Thanks to Leigh van den Berg who writes the Lip Gloss is My Life blog for the pic.
They are by Vivienne Westwood and Melissa, and upon some brief research I have discovered they smell like bubblegum . On giving them a thorough sniff I found a surfboard wax note, Mrs. Palmers perhaps?
After I had finished sniffing Lize’s shoes – poor girl, you really shouldn’t have your feet smelled at lunch – it was time for the festivities to commence. We took our seats and lunch, that glorious midday meal, began.
The first course was served as the impeccably vintaged out (can I use vintage in that way? I get confused when it is not simply a number) Marie Claire editor Aspasia Karras welcomed us all and spoke briefly about the June Green Issue, which is physically green rather than just the content being green focused: the envelope it is sold in is made from recycled materials and the cost of the paper is offset by trees being planted in Grootbos. Good for them.

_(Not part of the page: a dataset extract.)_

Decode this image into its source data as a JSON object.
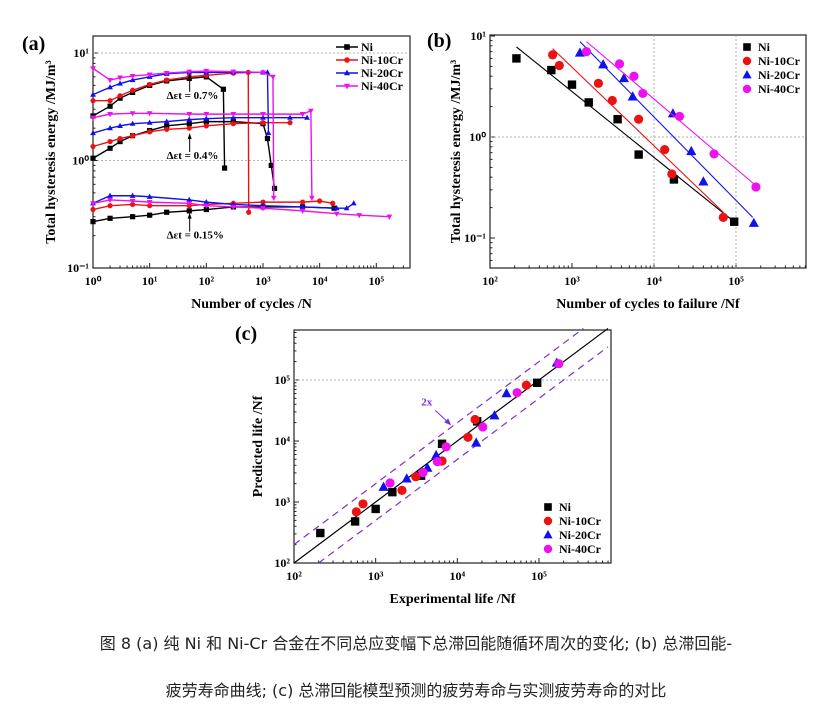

With us sure in the fact that green is now sexy – Vivienne Westwood (twice in one blog!) guest editing the edition internationally pretty much adjourns the court on this issue – we tucked in.
Starters were a sort of tomato built up tart with Bree (I think) and caramelized onion and rocket. The wine being served was the Maison Chenin Blanc 2009 and the Klein Genot – now know as Holden Manz – Shiraz 2007 (I think). I love the Chenin, which I think balances ripeness and freshness very well. I can drink it all day. Which I believe I did. Lovely pears and sweet apples with a clean line of acidity running through it. Not sure how organic it is, but it’s style suited the day: clean, fresh, some complexity, full of sunshine. Quite similar in fact to our lunch’s musical accompaniment Hot Water.
The red, however, disappointed; coming across all overworked bacon bits and toasty oak. It lacked brightness and verve; like an old man in a moth-ball eaten blazer, stuck on a couch watching old football matches. One sip was enough.
I love lunches, I love the banter, the smokes between courses, the bellowing for refills, but I fear I may have got a little carried away. With our table slowly becoming ‘that’ table, I found myself struggling to concentrate on all the fantastic green things we must do. Michelle and Riaan Garforth-Venter were telling us action after action we could take to save the planet (Find them all in their new book The Green Line – a South African guide to green living).
And though by this stage of the lunch saving the planet looked as easy as opening another bottle of wine. So easy, I thought, that I would deal with it in the morning. It turns out that the next morning there were more pressing things to attend to. Things pressing on my skull. From the inside.
The lunch began to runaway with me. The bus was arrived. I ran away with the lunch. Thank goodness the weasel had taken the cork, I had left my bottle opener at home.